Everywhere (pre-) election periods are marked by a heightened search for often short-term popularity, and the Balkans certainly are no exception to that. In particular nationalistic rhetoric and agitation are still too often seen as a recipe for success and not as a potential threat to what has been achieved in stabilizing the region.

What role does Serbia have in the aforementioned processes?

Serbia is a key country and a key partner in the Berlin Process and it can serve as an example when it comes to the determination which with it pursues its path towards EU-membership, including by playing a constructive role in building up better relations with the neighbours in the region, not least with Kosovo through the EU-facilitated dialogue. That does not mean that everything goes smoothly and easily, but the strategic choice is firmly set.

What do you think of the pace of Serbia’s integration into the EU?

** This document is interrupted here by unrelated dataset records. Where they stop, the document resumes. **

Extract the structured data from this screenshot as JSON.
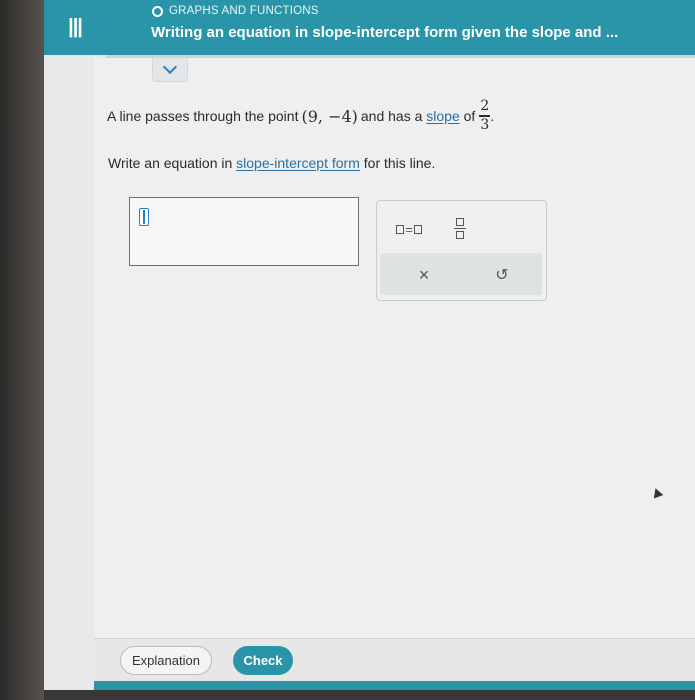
{
  "header": {
    "menu_icon": "hamburger-menu-icon",
    "topic": "GRAPHS AND FUNCTIONS",
    "title": "Writing an equation in slope-intercept form given the slope and ..."
  },
  "problem": {
    "text_before": "A line passes through the point",
    "point": "(9, −4)",
    "text_middle": "and has a",
    "slope_link": "slope",
    "text_of": "of",
    "slope_numerator": "2",
    "slope_denominator": "3",
    "text_end": "."
  },
  "prompt": {
    "text_before": "Write an equation in",
    "link": "slope-intercept form",
    "text_after": "for this line."
  },
  "answer": {
    "value": ""
  },
  "keypad": {
    "equals_key": "=",
    "clear_key": "×",
    "undo_key": "↺"
  },
  "footer": {
    "explanation_label": "Explanation",
    "check_label": "Check"
  },
  "colors": {
    "teal": "#2a95a8",
    "link_blue": "#2a6fa8"
  }
}
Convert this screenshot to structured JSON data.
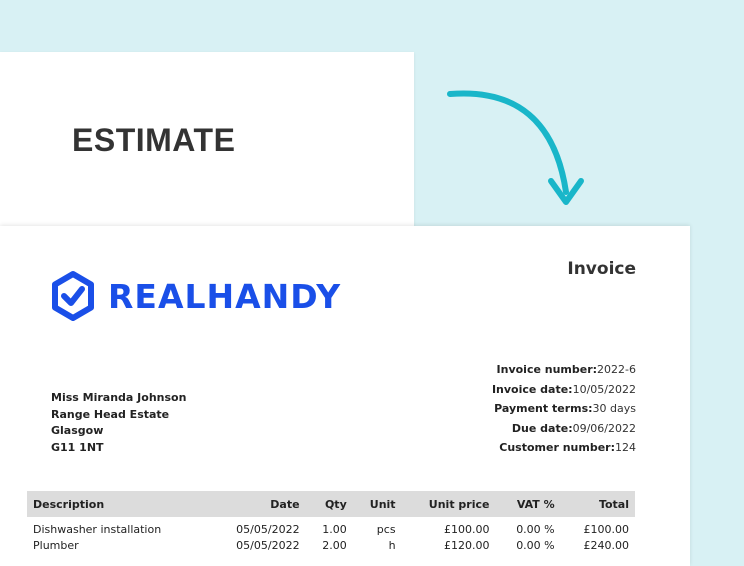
{
  "estimate": {
    "title": "ESTIMATE"
  },
  "invoice": {
    "title": "Invoice",
    "brand": "REALHANDY",
    "meta": [
      {
        "label": "Invoice number:",
        "value": "2022-6"
      },
      {
        "label": "Invoice date:",
        "value": "10/05/2022"
      },
      {
        "label": "Payment terms:",
        "value": "30 days"
      },
      {
        "label": "Due date:",
        "value": "09/06/2022"
      },
      {
        "label": "Customer number:",
        "value": "124"
      }
    ],
    "address": [
      "Miss Miranda Johnson",
      "Range Head Estate",
      "Glasgow",
      "G11 1NT"
    ],
    "columns": [
      "Description",
      "Date",
      "Qty",
      "Unit",
      "Unit price",
      "VAT %",
      "Total"
    ],
    "rows": [
      [
        "Dishwasher installation",
        "05/05/2022",
        "1.00",
        "pcs",
        "£100.00",
        "0.00 %",
        "£100.00"
      ],
      [
        "Plumber",
        "05/05/2022",
        "2.00",
        "h",
        "£120.00",
        "0.00 %",
        "£240.00"
      ]
    ]
  },
  "colors": {
    "background": "#d8f1f4",
    "brand": "#1a4fe8",
    "arrow": "#19b6c9",
    "table_header": "#dcdcdc"
  }
}
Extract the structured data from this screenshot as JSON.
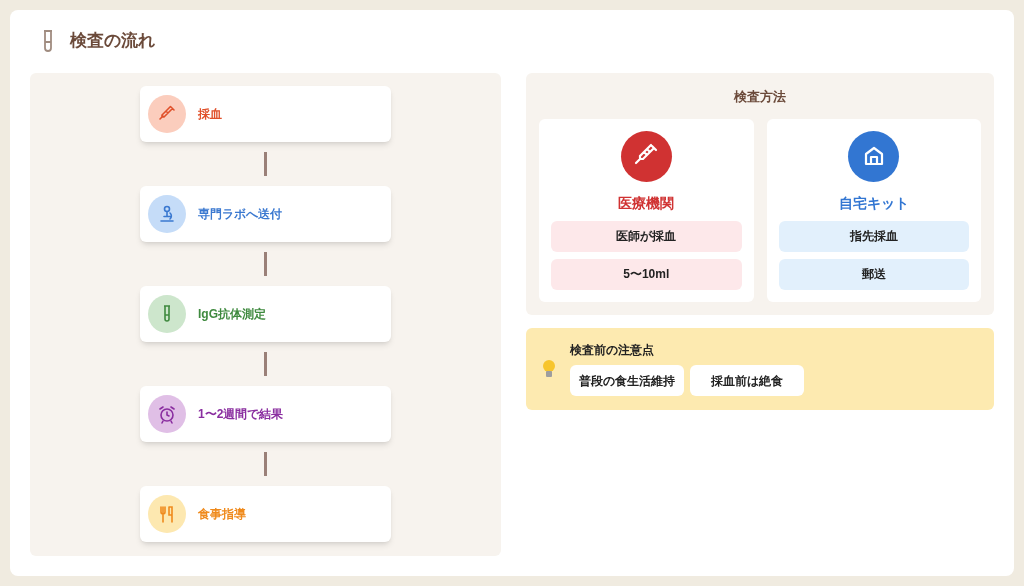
{
  "title": "検査の流れ",
  "steps": [
    {
      "label": "採血"
    },
    {
      "label": "専門ラボへ送付"
    },
    {
      "label": "IgG抗体測定"
    },
    {
      "label": "1〜2週間で結果"
    },
    {
      "label": "食事指導"
    }
  ],
  "methods": {
    "title": "検査方法",
    "cards": [
      {
        "name": "医療機関",
        "items": [
          "医師が採血",
          "5〜10ml"
        ]
      },
      {
        "name": "自宅キット",
        "items": [
          "指先採血",
          "郵送"
        ]
      }
    ]
  },
  "notes": {
    "title": "検査前の注意点",
    "items": [
      "普段の食生活維持",
      "採血前は絶食"
    ]
  }
}
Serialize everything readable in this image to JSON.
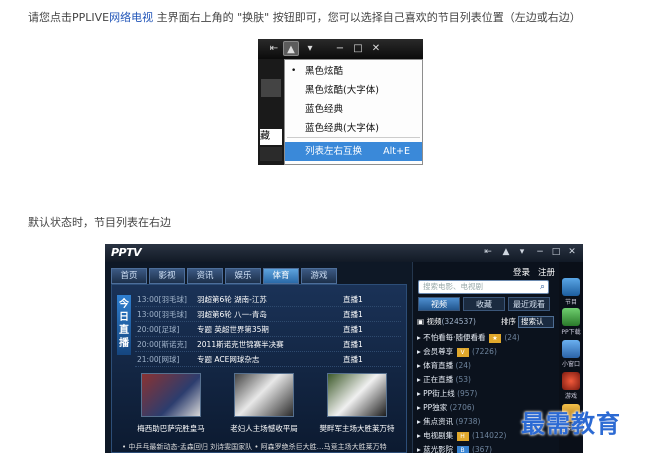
{
  "intro": {
    "before": "请您点击PPLIVE",
    "link": "网络电视",
    "after": " 主界面右上角的 \"换肤\" 按钮即可，您可以选择自己喜欢的节目列表位置（左边或右边）"
  },
  "dropdown": {
    "left_caption": "藏",
    "items": [
      {
        "label": "黑色炫酷",
        "checked": true
      },
      {
        "label": "黑色炫酷(大字体)",
        "checked": false
      },
      {
        "label": "蓝色经典",
        "checked": false
      },
      {
        "label": "蓝色经典(大字体)",
        "checked": false
      }
    ],
    "action": {
      "label": "列表左右互换",
      "shortcut": "Alt+E"
    }
  },
  "caption2": "默认状态时，节目列表在右边",
  "pptv": {
    "logo": "PPTV",
    "tabs": [
      "首页",
      "影视",
      "资讯",
      "娱乐",
      "体育",
      "游戏"
    ],
    "active_tab": "体育",
    "today_label": "今日直播",
    "schedule": [
      {
        "time": "13:00[羽毛球]",
        "title": "羽超第6轮 湖南-江苏",
        "status": "直播1"
      },
      {
        "time": "13:00[羽毛球]",
        "title": "羽超第6轮 八一-青岛",
        "status": "直播1"
      },
      {
        "time": "20:00[足球]",
        "title": "专题 英超世界第35期",
        "status": "直播1"
      },
      {
        "time": "20:00[斯诺克]",
        "title": "2011斯诺克世锦赛半决赛",
        "status": "直播1"
      },
      {
        "time": "21:00[网球]",
        "title": "专题 ACE网球杂志",
        "status": "直播1"
      }
    ],
    "thumbs": [
      {
        "caption": "梅西助巴萨完胜皇马",
        "color": "#7a3a3a"
      },
      {
        "caption": "老妇人主场憾收平局",
        "color": "#3c4a3a"
      },
      {
        "caption": "樊畔军主场大胜莱万特",
        "color": "#5b4e3a"
      }
    ],
    "ticker": "• 中乒乓最新动态-孟森回归 刘诗雯国家队 • 阿森罗绝杀巨大胜…马竞主场大胜莱万特",
    "right": {
      "login": "登录",
      "register": "注册",
      "search_placeholder": "搜索电影、电视剧",
      "tabs": [
        "视频",
        "收藏",
        "最近观看"
      ],
      "header_label": "视频",
      "header_count": "(324537)",
      "sort_label": "排序",
      "sort_value": "搜索认",
      "list": [
        {
          "label": "不怕看每·随便看看",
          "count": "(24)",
          "badge": "star"
        },
        {
          "label": "会员尊享",
          "count": "(7226)",
          "badge": "VIP"
        },
        {
          "label": "体育直播",
          "count": "(24)",
          "badge": ""
        },
        {
          "label": "正在直播",
          "count": "(53)",
          "badge": ""
        },
        {
          "label": "PP街上线",
          "count": "(957)",
          "badge": ""
        },
        {
          "label": "PP独家",
          "count": "(2706)",
          "badge": ""
        },
        {
          "label": "焦点资讯",
          "count": "(9738)",
          "badge": ""
        },
        {
          "label": "电视剧集",
          "count": "(114022)",
          "badge": "HOT"
        },
        {
          "label": "蓝光影院",
          "count": "(367)",
          "badge": "blue"
        }
      ]
    },
    "dock": [
      "节目",
      "PP下载",
      "小窗口",
      "游戏",
      "会员"
    ]
  },
  "watermark": "最需教育"
}
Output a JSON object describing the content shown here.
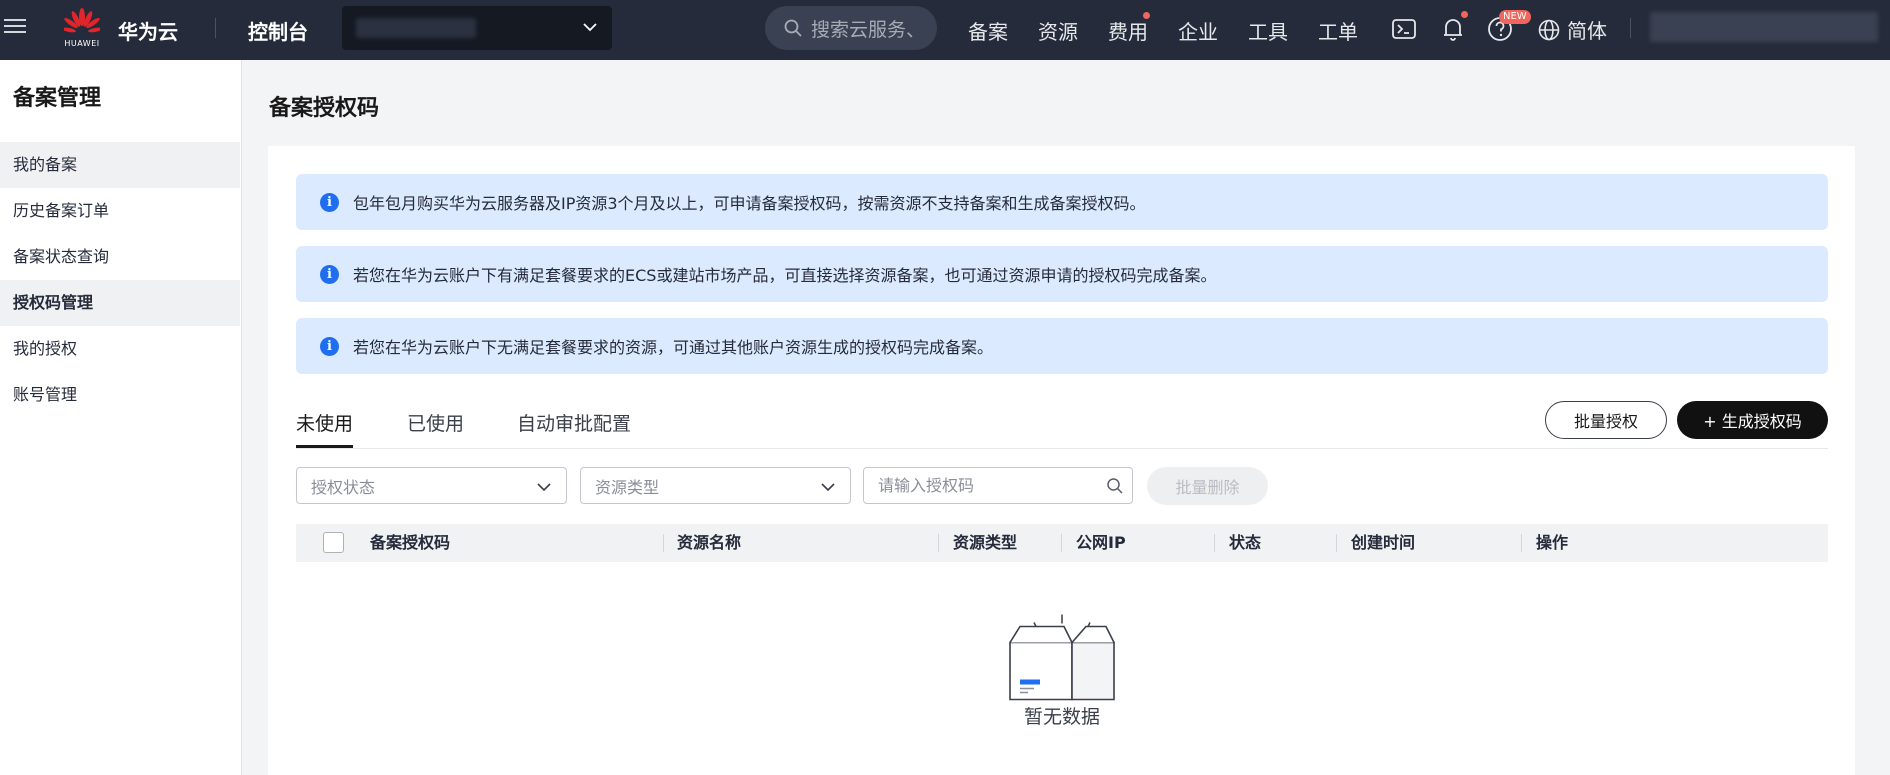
{
  "topbar": {
    "brand": "华为云",
    "logo_text": "HUAWEI",
    "console": "控制台",
    "search_placeholder": "搜索云服务、",
    "nav": [
      "备案",
      "资源",
      "费用",
      "企业",
      "工具",
      "工单"
    ],
    "new_badge": "NEW",
    "lang": "简体",
    "colors": {
      "bg": "#252b3a",
      "badge": "#f0655c"
    }
  },
  "sidebar": {
    "title": "备案管理",
    "items": [
      {
        "label": "我的备案",
        "highlight": true
      },
      {
        "label": "历史备案订单"
      },
      {
        "label": "备案状态查询"
      },
      {
        "label": "授权码管理",
        "active": true
      },
      {
        "label": "我的授权"
      },
      {
        "label": "账号管理"
      }
    ]
  },
  "main": {
    "title": "备案授权码",
    "notices": [
      "包年包月购买华为云服务器及IP资源3个月及以上，可申请备案授权码，按需资源不支持备案和生成备案授权码。",
      "若您在华为云账户下有满足套餐要求的ECS或建站市场产品，可直接选择资源备案，也可通过资源申请的授权码完成备案。",
      "若您在华为云账户下无满足套餐要求的资源，可通过其他账户资源生成的授权码完成备案。"
    ],
    "tabs": [
      {
        "label": "未使用",
        "active": true
      },
      {
        "label": "已使用"
      },
      {
        "label": "自动审批配置"
      }
    ],
    "batch_auth_label": "批量授权",
    "generate_label": "+ 生成授权码",
    "filters": {
      "status_placeholder": "授权状态",
      "type_placeholder": "资源类型",
      "code_placeholder": "请输入授权码",
      "batch_delete_label": "批量删除"
    },
    "columns": [
      "备案授权码",
      "资源名称",
      "资源类型",
      "公网IP",
      "状态",
      "创建时间",
      "操作"
    ],
    "rows": [],
    "empty_text": "暂无数据",
    "colors": {
      "info": "#1f6ef0",
      "notice_bg": "#dbeafe",
      "primary": "#111111"
    }
  }
}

With seven chapters opened since the formal start of accession negotiations in 2014 Serbia is moving ahead at reasonable pace. It is by and large in its hand to keep this pace or to accelerate it, depending on the speed and the depth of reforms undertaken. It is however also true that the principle of unanimity under which accession negotiations is held can lead to unexpected delays.

In which segments (of the EU integration of Serbia) does Austria provide the biggest support?

First and foremost Austria provides political support by consistently and fervently advocating Serbia’s quick and full integration into the EU. This policy is underpinned by expert assistance in various fields, mainly through EU-twinning projects. Here Austria was and is particularly active in areas like justice and home affairs or environment.

How would you rate the overall relations between our two countries and how can these relations further improve?

I would describe our relations as at „five-stars-level“, hence any improvement would mean an up-grading to „five-stars +“. This is not impossible but takes very specific efforts, among which I would see the need and desire to make Serbia still better known to Austrian people.

What do you think of the current situation with the migrant crisis, and Serbia’s role in it?

Since a year ago the mass migration along the Balkan route was stopped, the situation became much less worrisome but has to be kept under careful scrutiny. In that Austria enjoys the best possible cooperation with Serbia and lends its support to Serbia, in particular by having Austrian policemen patrolling together with their Serbian colleagues at the Serbian-Bulgarian border.